Here is the key to your problem. It is hidden in these words.
You see, despite all the braggadocio, veterans actually spend the vast majority of their combat time in these low speed scenarios. Skiing isn't really a combat state, but is more a mobility effect used to enter or escape combat at high speed. The amount of combat that actually takes place in mid-motion is relegated mostly to flag-play.
Effectively, any movement you make easier for the newbies, you make incredibly easy for the veterans to abuse beyond all belief.
This "tighter feel" in the air is an example of what I'm talking about. When a veteran sees this, they don't see a tool to help the newbies. They see a tool that's going to overempower the veterans to the point of making many of the historic weapons much less useful. They see a sudden decline in the player's capability to fail at doing something. In other words, Tribes skill exists across the entire spectrum, from basic movement to high speed movement, and in fact, most of that skill rests in the low end combat. To simplify this low end combat simplifies the vast majority of combat to be found in the game.
Example: a player in a fight can jump upwards. But where he jumps, and how he jumps, and how the enemy reacts to that movement, are all based on subtle use of the terrain; subtlety, I might add, that only works when the players' every single motions are important. When you give a player more lateral movement, he no longer has to worry about such small subtleties. Rather, he can figuratively "bulldoze" over the subtleties with a strong movement mechanic.
In other words, you can't easily simplify the low end mechanics, because the low velocity mechanics are the key mechanics for the vast majority of Tribes players. They fight in close duels, utilizing those low end mechanics very carefully, finding weaknesses in the enemy movement. When you strengthen these movement mechanics, you effectively remove the weaknesses upon which players rely to kill each other with any expediency. To be frank, Tribes weapons suck (by design). The disc launcher is slow (even in T2 classic, where it's relatively speedy), the chaingun's aim is difficult, and players are already moving in the sky. Without the weaknesses (quick peaking of the arc, predictable motions thanks to low air control, hitting and being stuck to the ground for a second as you impact badly), it becomes incredibly difficult to play the game with any subtlety.
While the new players will pick up these physics in the short term, in the long run, as they get better, the predictability of the players, and the use of the weapons, will get worse.
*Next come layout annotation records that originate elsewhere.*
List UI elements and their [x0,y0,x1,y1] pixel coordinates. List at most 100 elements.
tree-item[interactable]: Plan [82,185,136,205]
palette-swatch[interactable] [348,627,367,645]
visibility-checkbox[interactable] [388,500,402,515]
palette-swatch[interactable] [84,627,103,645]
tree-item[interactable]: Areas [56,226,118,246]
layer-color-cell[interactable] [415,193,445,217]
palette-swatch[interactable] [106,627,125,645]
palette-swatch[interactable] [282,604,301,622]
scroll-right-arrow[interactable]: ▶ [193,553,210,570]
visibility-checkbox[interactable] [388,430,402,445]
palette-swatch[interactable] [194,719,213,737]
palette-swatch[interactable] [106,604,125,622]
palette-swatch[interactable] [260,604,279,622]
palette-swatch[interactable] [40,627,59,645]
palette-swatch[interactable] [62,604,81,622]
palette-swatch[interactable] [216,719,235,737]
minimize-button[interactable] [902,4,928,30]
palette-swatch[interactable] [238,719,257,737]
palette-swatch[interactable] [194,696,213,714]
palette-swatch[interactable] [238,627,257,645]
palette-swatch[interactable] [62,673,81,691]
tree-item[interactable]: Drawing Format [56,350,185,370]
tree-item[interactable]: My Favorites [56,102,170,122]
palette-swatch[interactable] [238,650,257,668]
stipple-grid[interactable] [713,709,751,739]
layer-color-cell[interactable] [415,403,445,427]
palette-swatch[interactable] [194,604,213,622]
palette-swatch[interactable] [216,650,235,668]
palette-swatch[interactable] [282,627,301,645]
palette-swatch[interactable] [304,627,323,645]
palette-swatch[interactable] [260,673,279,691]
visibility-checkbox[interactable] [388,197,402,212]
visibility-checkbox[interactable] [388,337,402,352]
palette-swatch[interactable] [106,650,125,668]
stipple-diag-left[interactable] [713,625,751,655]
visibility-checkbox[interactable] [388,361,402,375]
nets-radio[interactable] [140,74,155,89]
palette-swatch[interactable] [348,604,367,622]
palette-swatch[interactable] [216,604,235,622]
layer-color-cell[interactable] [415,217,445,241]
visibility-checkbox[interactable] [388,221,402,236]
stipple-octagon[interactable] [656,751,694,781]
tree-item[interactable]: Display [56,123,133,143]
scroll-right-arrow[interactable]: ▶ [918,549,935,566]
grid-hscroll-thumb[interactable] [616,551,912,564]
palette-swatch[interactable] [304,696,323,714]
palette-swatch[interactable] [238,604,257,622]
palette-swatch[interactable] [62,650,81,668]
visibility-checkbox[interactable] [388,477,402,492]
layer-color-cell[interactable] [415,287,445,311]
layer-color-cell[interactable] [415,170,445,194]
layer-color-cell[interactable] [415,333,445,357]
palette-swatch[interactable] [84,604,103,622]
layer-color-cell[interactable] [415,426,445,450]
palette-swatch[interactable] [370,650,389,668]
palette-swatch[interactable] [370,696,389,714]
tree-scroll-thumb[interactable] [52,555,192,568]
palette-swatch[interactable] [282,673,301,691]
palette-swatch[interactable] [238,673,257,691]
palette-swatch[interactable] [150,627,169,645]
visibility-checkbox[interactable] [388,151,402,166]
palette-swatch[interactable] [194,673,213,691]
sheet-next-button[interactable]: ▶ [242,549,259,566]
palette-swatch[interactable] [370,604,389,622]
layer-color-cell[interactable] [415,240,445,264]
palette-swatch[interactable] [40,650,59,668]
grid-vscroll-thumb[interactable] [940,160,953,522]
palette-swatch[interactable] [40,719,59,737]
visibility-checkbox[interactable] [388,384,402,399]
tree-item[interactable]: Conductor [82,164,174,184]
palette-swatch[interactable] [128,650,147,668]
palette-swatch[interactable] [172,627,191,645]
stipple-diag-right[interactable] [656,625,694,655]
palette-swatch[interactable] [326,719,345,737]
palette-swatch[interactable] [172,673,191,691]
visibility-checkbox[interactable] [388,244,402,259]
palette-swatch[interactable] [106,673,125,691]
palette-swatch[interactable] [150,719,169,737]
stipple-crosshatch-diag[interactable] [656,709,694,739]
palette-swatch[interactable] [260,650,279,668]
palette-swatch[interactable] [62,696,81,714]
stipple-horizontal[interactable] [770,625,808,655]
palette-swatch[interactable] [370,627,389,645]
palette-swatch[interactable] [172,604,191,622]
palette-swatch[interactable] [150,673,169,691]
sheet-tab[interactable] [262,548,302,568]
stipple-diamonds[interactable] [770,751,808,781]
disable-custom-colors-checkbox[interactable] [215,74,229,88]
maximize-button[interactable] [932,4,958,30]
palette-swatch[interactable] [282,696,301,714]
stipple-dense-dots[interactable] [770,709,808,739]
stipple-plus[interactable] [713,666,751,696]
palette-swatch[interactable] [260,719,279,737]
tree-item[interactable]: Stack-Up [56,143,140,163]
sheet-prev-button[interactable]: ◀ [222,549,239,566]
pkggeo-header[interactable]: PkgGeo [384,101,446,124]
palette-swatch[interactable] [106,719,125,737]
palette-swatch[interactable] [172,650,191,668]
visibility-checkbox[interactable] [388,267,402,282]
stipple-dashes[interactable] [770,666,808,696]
In effect, jump-jetting will seem more like controlled flight rather than extended jumping, and veterans will see the skillful subtleties inherent to difficult control being eliminated.
That's my opinion on the subject. You can make low end movement somewhat easier, but you can't make it *that* much easier, or the players will simply be able to abuse the mechanics until the gameplay foundations--predictability and the weaknesses of movement--are partially irrelevant.
Also, I'd like to note again, just for the sake of posterity, that much of this is my opinion on Tribes movement theory, rather than experience with the effects of changes in T:V physics. I can't say what's *really* wrong until I can put my hands on the actual movement and give it a good testing. For all I know, the players in T:V are so motile that one can react to another quite easily, and the predictability issue isn't so worrying. Nevertheless, I feel that's a fine line, and will require a lot of tuning. If player's aren't "movement-weak" at some point, then the chances of them being shot by anything except the chaingun or sniper rifle suddenly decreases, possibly too far. In other words, I feel that players need to spend time feeling they have lost control, as they do in T1 or T2. The only reason veterans don't feel out of control when they have no control, is because they have the experience to make sure they fall correctly, rather than incorrectly, when they come tumbling out of the sky.